PAR ELGAS – “Dans un monde sans mélancolie, les rossignols se mettraient à roter.” Cioran
Il y a toujours un risque à (trop) prêcher la probité, d’en être un jour le mauvais élève. Bien souvent quand cela arrive, peu importe le passé vertueux, les mémoires ne retiennent plus que la glissade qui disqualifie tout l’ouvrage. La contrition rachète moins l’erreur qu’elle-même ne pardonne le passé.
Il faut dire qu’avec ses airs de moine pas très réveillé, son débit lent et professoral, Ousmane Sonko, ne trahit pas, ni dans sa mise, ni dans son allure, ni dans son être, encore moins dans son dire, un potentiel de kaccor, sans lequel – presque – l’homme politique sénégalais ne survivrait pas. Alors qu’il commence son ascension, exploitant la matière première de son crédit, à savoir l’intégrité morale, Sonko est un fils de l’époque. Un bébé du puritanisme ambiant, une figure exemplaire de la méritocratie, un énarque sobre, un bambin d’inspiration néo-protestante, jeune premier, qui semble donner des gages dans un pays où la règle est reléguée au rang d’hypothétique cadre.

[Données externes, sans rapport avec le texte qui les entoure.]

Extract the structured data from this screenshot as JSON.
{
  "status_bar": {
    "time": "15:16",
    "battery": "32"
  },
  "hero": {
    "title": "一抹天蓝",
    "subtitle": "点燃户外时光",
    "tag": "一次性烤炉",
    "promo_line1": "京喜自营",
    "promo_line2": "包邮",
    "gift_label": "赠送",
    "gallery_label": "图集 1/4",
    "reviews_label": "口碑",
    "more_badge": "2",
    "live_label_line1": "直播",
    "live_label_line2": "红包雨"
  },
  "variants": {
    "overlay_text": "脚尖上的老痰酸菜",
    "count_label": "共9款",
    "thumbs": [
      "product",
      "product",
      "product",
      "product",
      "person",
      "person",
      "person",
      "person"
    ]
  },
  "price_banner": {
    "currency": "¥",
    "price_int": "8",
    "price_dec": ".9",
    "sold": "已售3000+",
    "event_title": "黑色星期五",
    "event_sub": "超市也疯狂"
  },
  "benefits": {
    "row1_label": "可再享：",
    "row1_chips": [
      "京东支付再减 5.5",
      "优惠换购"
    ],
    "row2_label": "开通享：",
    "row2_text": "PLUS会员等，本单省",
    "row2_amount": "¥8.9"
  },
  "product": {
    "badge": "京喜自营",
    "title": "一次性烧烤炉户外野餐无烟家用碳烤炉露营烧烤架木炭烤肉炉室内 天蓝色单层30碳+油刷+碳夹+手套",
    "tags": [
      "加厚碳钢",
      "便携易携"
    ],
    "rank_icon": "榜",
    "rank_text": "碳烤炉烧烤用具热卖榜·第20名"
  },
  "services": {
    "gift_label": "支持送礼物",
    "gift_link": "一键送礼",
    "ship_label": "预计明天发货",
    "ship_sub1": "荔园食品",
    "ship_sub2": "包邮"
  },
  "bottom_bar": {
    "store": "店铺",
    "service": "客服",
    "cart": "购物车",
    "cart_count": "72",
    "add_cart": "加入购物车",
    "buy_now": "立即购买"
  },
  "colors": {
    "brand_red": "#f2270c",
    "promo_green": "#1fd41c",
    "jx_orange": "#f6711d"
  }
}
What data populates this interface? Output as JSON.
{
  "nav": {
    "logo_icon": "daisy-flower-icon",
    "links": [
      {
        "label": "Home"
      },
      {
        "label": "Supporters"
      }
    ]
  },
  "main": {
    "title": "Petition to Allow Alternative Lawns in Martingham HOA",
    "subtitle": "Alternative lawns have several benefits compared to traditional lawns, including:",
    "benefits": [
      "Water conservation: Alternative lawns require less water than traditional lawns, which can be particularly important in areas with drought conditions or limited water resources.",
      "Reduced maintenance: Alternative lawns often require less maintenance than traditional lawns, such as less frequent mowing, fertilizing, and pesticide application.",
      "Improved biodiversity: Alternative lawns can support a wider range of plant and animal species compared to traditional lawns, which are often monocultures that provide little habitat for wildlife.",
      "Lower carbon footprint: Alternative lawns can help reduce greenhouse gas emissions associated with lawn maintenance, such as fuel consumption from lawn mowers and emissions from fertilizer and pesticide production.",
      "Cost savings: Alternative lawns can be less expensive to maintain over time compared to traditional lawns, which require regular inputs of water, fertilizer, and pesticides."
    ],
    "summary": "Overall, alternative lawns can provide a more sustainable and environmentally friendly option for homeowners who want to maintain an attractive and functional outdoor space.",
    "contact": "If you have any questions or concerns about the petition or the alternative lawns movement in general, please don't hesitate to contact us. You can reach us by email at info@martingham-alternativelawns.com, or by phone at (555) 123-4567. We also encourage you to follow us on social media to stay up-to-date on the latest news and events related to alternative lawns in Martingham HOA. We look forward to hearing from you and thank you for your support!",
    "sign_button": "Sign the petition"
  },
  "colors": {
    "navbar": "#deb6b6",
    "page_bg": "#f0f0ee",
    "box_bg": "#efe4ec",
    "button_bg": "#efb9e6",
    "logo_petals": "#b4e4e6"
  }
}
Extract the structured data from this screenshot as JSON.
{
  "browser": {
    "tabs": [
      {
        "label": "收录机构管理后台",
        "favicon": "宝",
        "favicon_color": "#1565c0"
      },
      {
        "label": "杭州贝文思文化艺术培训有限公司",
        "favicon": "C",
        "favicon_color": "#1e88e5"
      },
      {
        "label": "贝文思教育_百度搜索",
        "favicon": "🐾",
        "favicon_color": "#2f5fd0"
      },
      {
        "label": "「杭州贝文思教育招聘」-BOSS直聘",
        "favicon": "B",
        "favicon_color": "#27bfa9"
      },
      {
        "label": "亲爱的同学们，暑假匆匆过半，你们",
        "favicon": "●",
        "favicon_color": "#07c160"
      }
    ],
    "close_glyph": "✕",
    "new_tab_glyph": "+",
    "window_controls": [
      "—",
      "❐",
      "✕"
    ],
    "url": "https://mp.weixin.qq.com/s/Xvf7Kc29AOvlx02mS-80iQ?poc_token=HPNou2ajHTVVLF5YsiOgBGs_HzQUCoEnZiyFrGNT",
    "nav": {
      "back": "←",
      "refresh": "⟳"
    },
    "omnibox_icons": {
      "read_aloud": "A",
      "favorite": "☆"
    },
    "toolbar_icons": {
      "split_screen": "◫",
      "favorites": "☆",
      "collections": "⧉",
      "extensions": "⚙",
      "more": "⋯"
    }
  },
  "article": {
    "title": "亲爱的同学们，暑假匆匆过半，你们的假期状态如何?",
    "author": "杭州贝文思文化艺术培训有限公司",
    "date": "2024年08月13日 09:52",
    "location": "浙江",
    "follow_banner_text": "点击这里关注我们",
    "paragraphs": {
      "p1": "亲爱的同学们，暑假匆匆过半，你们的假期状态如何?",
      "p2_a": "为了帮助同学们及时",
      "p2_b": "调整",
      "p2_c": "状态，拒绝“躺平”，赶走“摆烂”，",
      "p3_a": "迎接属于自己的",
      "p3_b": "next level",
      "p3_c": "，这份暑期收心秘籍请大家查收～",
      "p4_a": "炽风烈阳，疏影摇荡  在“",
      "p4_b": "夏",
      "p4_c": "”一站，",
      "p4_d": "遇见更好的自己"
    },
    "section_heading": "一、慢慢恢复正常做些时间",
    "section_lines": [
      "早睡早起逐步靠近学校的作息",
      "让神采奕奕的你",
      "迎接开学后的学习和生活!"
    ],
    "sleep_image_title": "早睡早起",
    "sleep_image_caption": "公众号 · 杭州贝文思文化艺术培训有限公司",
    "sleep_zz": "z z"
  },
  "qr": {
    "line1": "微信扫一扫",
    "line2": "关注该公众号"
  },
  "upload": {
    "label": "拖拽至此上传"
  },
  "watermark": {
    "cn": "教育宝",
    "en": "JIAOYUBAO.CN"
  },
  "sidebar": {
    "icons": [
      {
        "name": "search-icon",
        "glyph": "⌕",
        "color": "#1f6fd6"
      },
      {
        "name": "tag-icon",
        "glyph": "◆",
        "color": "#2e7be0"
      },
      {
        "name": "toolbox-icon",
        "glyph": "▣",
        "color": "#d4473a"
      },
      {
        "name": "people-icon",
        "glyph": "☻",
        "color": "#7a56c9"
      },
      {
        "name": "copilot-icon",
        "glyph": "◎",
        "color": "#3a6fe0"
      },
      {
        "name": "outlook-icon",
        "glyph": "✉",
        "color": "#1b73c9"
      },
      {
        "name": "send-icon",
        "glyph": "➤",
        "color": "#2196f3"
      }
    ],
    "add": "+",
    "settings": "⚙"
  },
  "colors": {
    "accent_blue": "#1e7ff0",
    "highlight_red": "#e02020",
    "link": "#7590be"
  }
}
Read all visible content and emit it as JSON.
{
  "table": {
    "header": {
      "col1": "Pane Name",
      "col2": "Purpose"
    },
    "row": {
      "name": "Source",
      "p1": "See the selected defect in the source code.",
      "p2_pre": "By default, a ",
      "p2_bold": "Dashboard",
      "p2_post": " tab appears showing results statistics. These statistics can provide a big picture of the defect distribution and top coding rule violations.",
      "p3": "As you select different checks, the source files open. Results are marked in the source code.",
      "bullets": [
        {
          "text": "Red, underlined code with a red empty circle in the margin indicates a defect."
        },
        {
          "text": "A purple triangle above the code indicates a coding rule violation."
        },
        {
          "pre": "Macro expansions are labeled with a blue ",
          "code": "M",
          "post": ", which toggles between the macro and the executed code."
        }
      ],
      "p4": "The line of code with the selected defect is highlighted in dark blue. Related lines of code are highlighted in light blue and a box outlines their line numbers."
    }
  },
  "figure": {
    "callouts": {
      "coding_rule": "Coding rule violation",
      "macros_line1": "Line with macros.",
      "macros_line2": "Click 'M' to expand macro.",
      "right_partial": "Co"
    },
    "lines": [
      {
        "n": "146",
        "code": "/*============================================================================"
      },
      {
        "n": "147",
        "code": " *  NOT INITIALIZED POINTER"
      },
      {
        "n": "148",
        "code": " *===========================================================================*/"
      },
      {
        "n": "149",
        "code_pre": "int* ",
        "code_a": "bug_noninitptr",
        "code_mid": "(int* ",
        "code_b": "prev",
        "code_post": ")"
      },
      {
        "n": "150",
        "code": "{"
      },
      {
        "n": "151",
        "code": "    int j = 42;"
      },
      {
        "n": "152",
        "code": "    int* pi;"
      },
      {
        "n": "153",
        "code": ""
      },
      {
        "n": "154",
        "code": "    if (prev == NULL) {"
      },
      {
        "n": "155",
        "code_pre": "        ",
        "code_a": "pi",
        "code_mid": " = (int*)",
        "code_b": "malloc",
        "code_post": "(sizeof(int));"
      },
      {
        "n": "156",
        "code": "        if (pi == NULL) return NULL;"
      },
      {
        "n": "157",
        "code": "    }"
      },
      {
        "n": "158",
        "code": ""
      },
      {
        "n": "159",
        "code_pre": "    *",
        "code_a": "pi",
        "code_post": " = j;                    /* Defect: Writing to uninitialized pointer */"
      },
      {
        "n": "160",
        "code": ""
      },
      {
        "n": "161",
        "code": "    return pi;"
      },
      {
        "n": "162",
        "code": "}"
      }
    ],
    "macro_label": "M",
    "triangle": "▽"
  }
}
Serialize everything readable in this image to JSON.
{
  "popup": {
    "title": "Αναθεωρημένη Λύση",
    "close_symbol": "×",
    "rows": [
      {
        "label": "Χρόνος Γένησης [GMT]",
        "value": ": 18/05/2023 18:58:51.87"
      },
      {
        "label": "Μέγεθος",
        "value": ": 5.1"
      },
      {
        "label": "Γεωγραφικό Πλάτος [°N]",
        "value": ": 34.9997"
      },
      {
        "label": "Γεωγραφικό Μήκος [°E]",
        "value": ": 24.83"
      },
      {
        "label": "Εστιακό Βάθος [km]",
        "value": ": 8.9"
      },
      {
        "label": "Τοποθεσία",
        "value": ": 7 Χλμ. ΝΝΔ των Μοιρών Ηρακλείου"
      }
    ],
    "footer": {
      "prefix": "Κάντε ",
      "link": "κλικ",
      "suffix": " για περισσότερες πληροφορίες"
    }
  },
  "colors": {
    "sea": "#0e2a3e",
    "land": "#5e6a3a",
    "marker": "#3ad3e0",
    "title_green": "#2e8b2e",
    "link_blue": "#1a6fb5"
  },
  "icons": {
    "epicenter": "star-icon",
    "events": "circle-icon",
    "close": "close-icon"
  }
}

Mais en politique, comme en affaire, ou en sexe, il faut offrir du rêve, à pas cher. Exciter la ménagère à défaut de remplir son panier, charmer le client à défaut de le convaincre, vendre de l’espoir au pauvre à défaut de l’exaucer, chanter la gloire des héros passés à défaut d’en être. Il manque cela à la panoplie Sonko : ce mélange d’aura libidineuse, de capacité à lâcher prise, à aimanter les foules par le vice du verbe, ou l’ivresse du charisme. Son messianisme manque de souplesse, d’attrait, d’atours. On peut convaincre avec la vertu, on ne séduit jamais avec. C’est presque une leçon des échecs des Livres. La coercition, même avec le bon sentiment, négatrice de liberté et d’évasion, promet l’échec.
Quand le vent Sonko se lève, avec ses rafales dans l’administration fiscale, c’est une tempête médiatique et politique qui se lève. Elle vire vite en tornade qui découvre le champ de ruine de la politique nationale et rebat les cartes. Becquetée par le pouvoir, l’opposition survit entre les dents de l’ogre. Le chaos profite à ce natif de la cité rebelle du Rail, qui incarne le rêve d’un assainissement national. Dans ce pays orphelin d’investigation et de flair journalistique depuis que Latif Coulibaly en a posé les cendres dans la majorité Yakaar, on avait perdu le goût des révélations, et la saveur du héros sauveur. Et voici qu’au cœur de la maison qui materne notre argent, les Impôts, apparaît le chevalier.
Dans le dernier quart de siècle, la politique n’avait pas produit pareille figure. On peut s’en réjouir. L’homme a des failles négligeables. Son érudition est de plusieurs ordres. Un parcours excellent, sanctionné formidablement. Et voici la garantie – à priori – d’une maîtrise. Il a troqué la barbe pour le bouc. Le cheveu à mi-hauteur, par le crâne rasé. Il fut (demeure peut-être) un ibadou. Ersatz d’homme de dieu qui ne refuse pas la promiscuité avec ses semblables. Moine pèlerin en mission. Et voici le prédicateur. Il aime les livres, révélations sur les marchés du pétrole, Vision, à venir confie-t-il au micro du Grand Jury. Et voici l’homme du texte, presque sacré.
De tout ceci, l’observateur reste confus. Voici un bon cheval, qui semble taillé pour le marathon et la course. Mais la monture reste sommaire. Il rassure mais n’enivre pas. Alors que la conjoncture politique mondiale se tend, que la raréfaction de la souveraineté économique des Etats s’aggrave, le chantier du fait social et culturel paraît le plus urgent. Le moine-soldat, paraît peu disert, l’optique nationale des affaires semble son seul horizon pour l’heure. Alors que les destins nationaux se bâtissent pour partie sur la scène des enjeux du monde.
C’est un homme du Livre, mais à rayon national. Le livre reste collé à la dimension utilitaire. Peu de poésie, d’art, de douceur, de passion, d’excès, de finesse, de rire. Soupapes de décompression sans lesquelles le talent reste bien souvent vain et vaniteux. Le bassin raide et rigide ; cette frigide allure, de l’homme qui incarne tant l’espoir d’un renouveau, doit trouver assistant vicelard. La seule aide précieuse et urgente pour Sonko, c’est lui insuffler une bonne dose de vice.